Aufgrund einer Änderung des Gesetzes über die Berufsausübung, die Berufsvertretungen und die Berufsgerichtsbarkeit der Ärzte, Zahnärzte, Tierärzte, Apotheker sowie der Psychologischen Psychotherapeuten und der Kinder- und Jugendlichenpsychotherapeuten in Bayern[162] sind zwar die erwähnten dortigen Heilberufsangehörigen nunmehr nach Art. 18 Abs. 1 S. 1 Nr. 4, 46 Abs. 1, 51 Abs. 1, 59 Abs. 1 S. 1 und Art. 65 HKaG gesetzlich verpflichtet, sich gegen die aus der Ausübung ihres Berufs ergebenden Haftpflichtansprüche ausreichend zu versichern, es sei denn, dass der Berufsträger in vergleichbarem Umfang, insbesondere im Rahmen eines Anstellungs- oder Beamtenverhältnisses, gegen Haftpflichtansprüche abgesichert ist.[163]

 

Rz. 208

Dabei ist zu bedenken, dass der bayerische Gesetzgeber damit nur die in den jeweiligen Berufsordnungen für die bayerischen Angehörigen der Heilberufe festgelegten Versicherungspflichten aus Gründen des Patienten- und Verbraucherschutzes auf eine gesetzliche Grundlage gestellt, gleichzeitig jedoch mit der unbestimmten Wendung des "ausreichenden Versicherungsschutzes", der auch noch durch anderweitige Absicherung des Berufsträgers obsolet sein kann, operiert hat.

 

Rz. 209

Schon an diesem, auf ein Bundesland bezogenem Beispiel zeigt sich eingedenk der Zahl der Bundesländer und der Vielzahl Freier Berufe und entsprechender unterschiedlicher Berufsordnungen die Unbrauchbarkeit des vom Gesetzgeber gewählten Organisationsmodells einer Partnerschaftsgesellschaft mit beschränkter Berufshaftung, bei der man die Regelung der zu diesem Zweck vorgegebene Berufshaftpflichtversicherung nach § 8 Abs. 4 S. 1 PartGG einzelnen Berufsrechten vorbehält.[164]

[160] BGH, Beschl. v. 16.5.2013 – II ZB 7/11 = NJW 2013, 2674 = AnwBl 2013, 660 = BRAK-Mitt. 2013, 187.
[161] BVerfG, Beschl. v. 12.1.2016 – 1 BvL 6/13 – Ls. = NJW 2016, 700 = AnwBl 2016, 261 = BRAK-Mitt. 2016, 78; BGH, Beschl. v. 12.4.2016 – II ZB 7/11 = BGHZ 210, 48 = NJW 2016, 2263 = MDR 2016, 795–796.
[162] Sog.

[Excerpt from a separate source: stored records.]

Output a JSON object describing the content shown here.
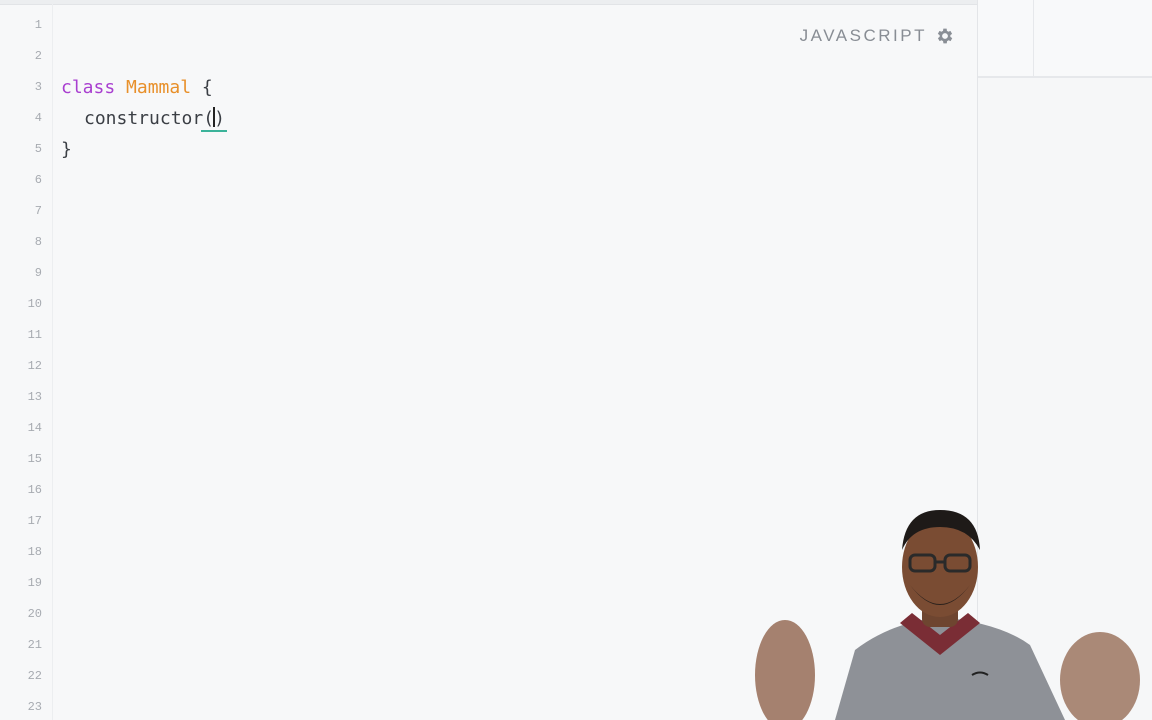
{
  "editor": {
    "language": "JAVASCRIPT",
    "line_numbers": [
      "1",
      "2",
      "3",
      "4",
      "5",
      "6",
      "7",
      "8",
      "9",
      "10",
      "11",
      "12",
      "13",
      "14",
      "15",
      "16",
      "17",
      "18",
      "19",
      "20",
      "21",
      "22",
      "23"
    ],
    "code": {
      "line3": {
        "keyword": "class",
        "name": "Mammal",
        "brace": "{"
      },
      "line4": {
        "text": "constructor",
        "open": "(",
        "close": ")"
      },
      "line5": {
        "brace": "}"
      }
    }
  },
  "colors": {
    "keyword": "#a93fd0",
    "class_name": "#e8902a",
    "bracket_match": "#3bb39a"
  },
  "icons": {
    "settings": "gear-icon"
  }
}
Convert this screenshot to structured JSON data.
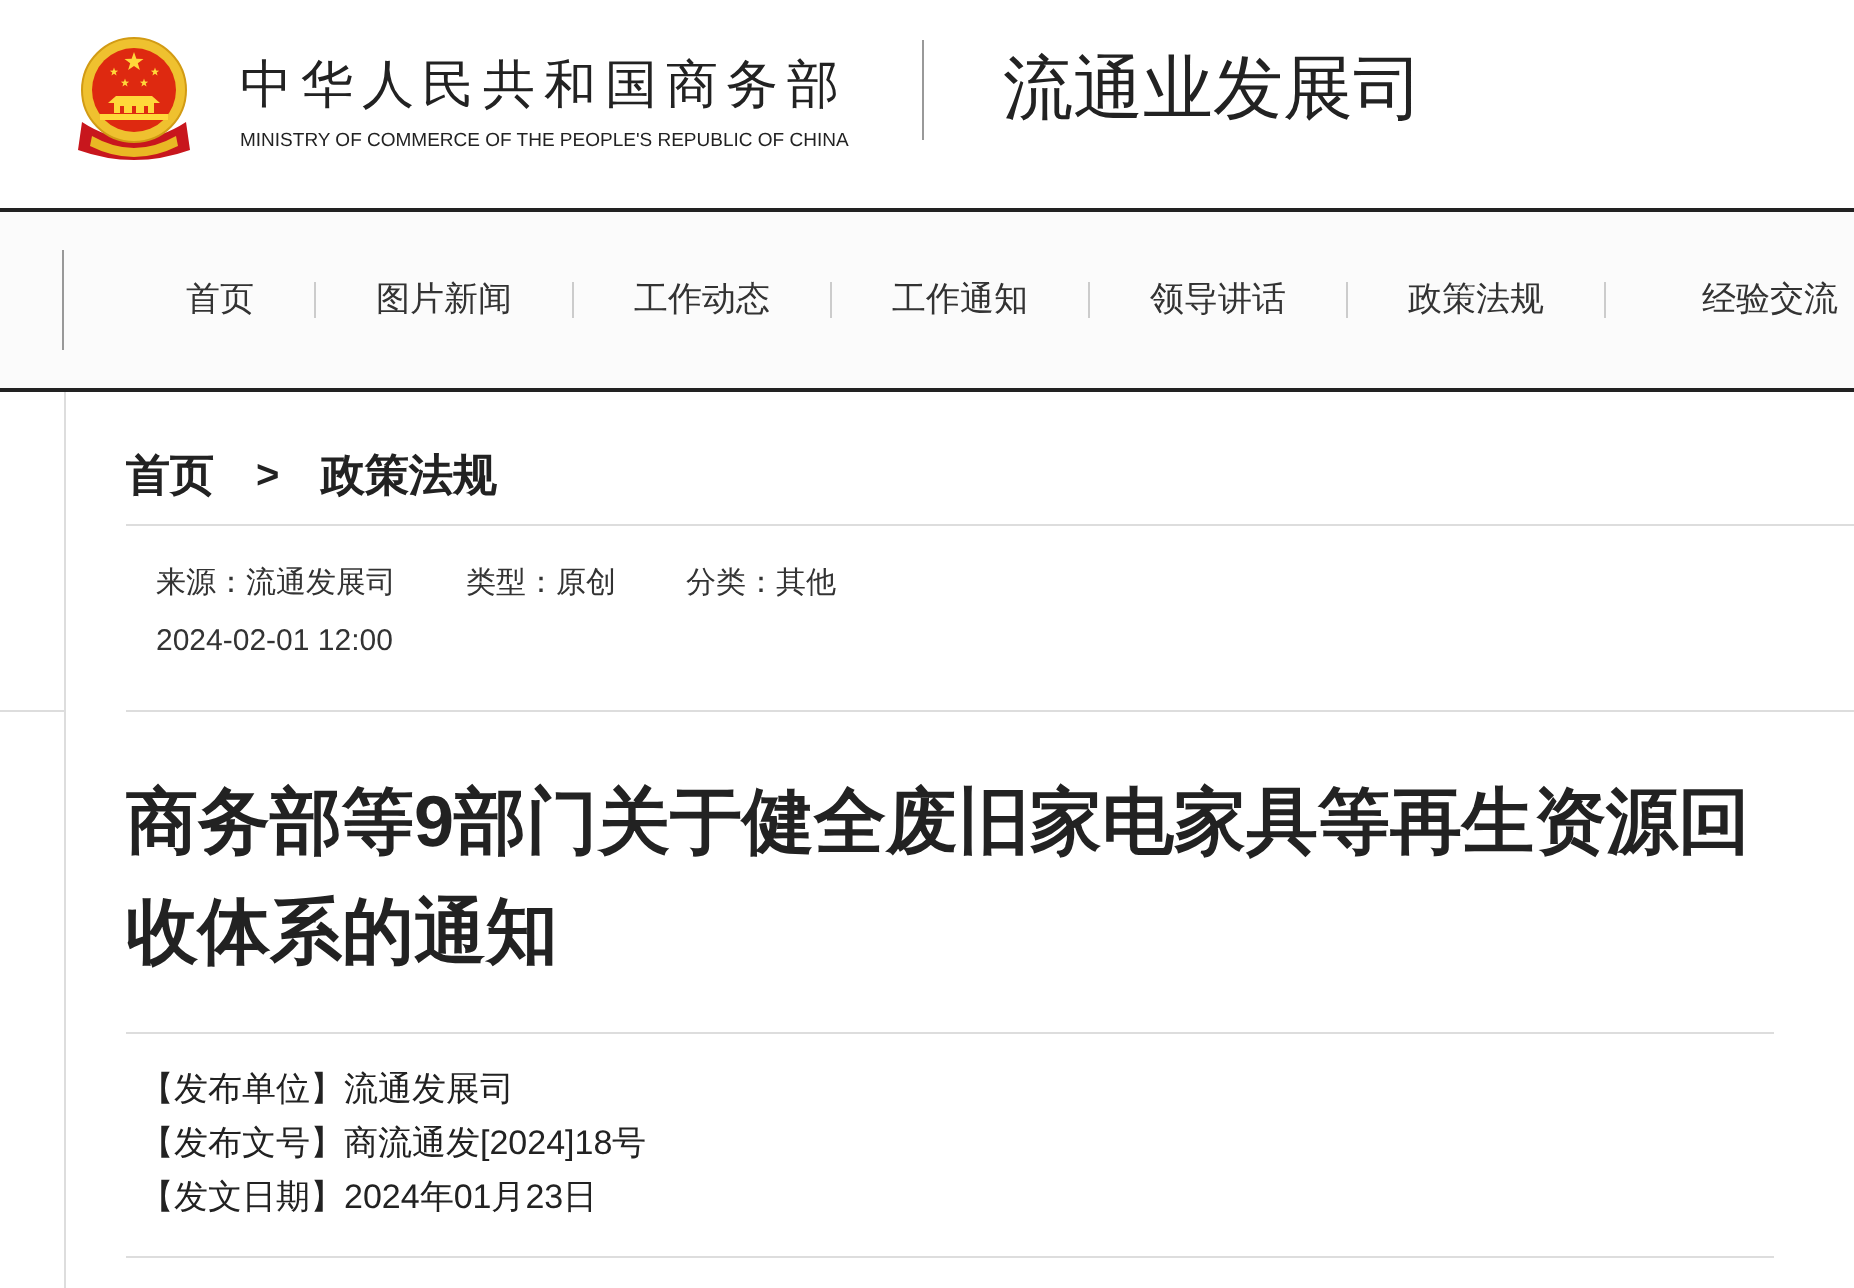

Heilberufe-Kammergesetz (HKaG) in der Fassung der Bekanntmachung vom 6.2.2002, zuletzt geändert durch Gesetz vom 24.7.2013, GVBl. 2002, S. 42.
[163] Vgl. auch BayLT-Drucks16/16145, 2, 4, 19 – zu Nr. 9 –, wonach mit Blick auf "Art der Berufsausübung und Spezialisierung eines Arztes oder Facharztes" bewusst auf die Festlegung einer bestimmten Deckungssumme im Gesetz verzichtet, gleichzeitig aber die Vorschrift über die Mindestversicherungssumme von 250.000 EUR nach § 114 Abs. 1 VVG als maßgebliche Richtschnur erwähnt wird.
[164] Zu Recht kritisch daher die Stellungnahme des DRB zum Entwurf eines Gesetzes zur Einführung einer PartGmbB vom Oktober 2012, S. 4 f., sowie von Dittberner, BT-Prot. 101 vom 7.11.2012, S. 2 f., die unter Einbeziehung auch von Ingenieuren und Architekten "die unterschiedlichen Bestimmungen zur Mindestversicherungssumme für die weitere interprofessionale Zusammenarbeit […] am hinderlichsten" bezeichnete, und von Jünemann, BT-Prot. 101 vom 7.11.2012, S. 10, der u.a. die "Schwierigkeiten bei der Rechtsdurchsetzung" betonte.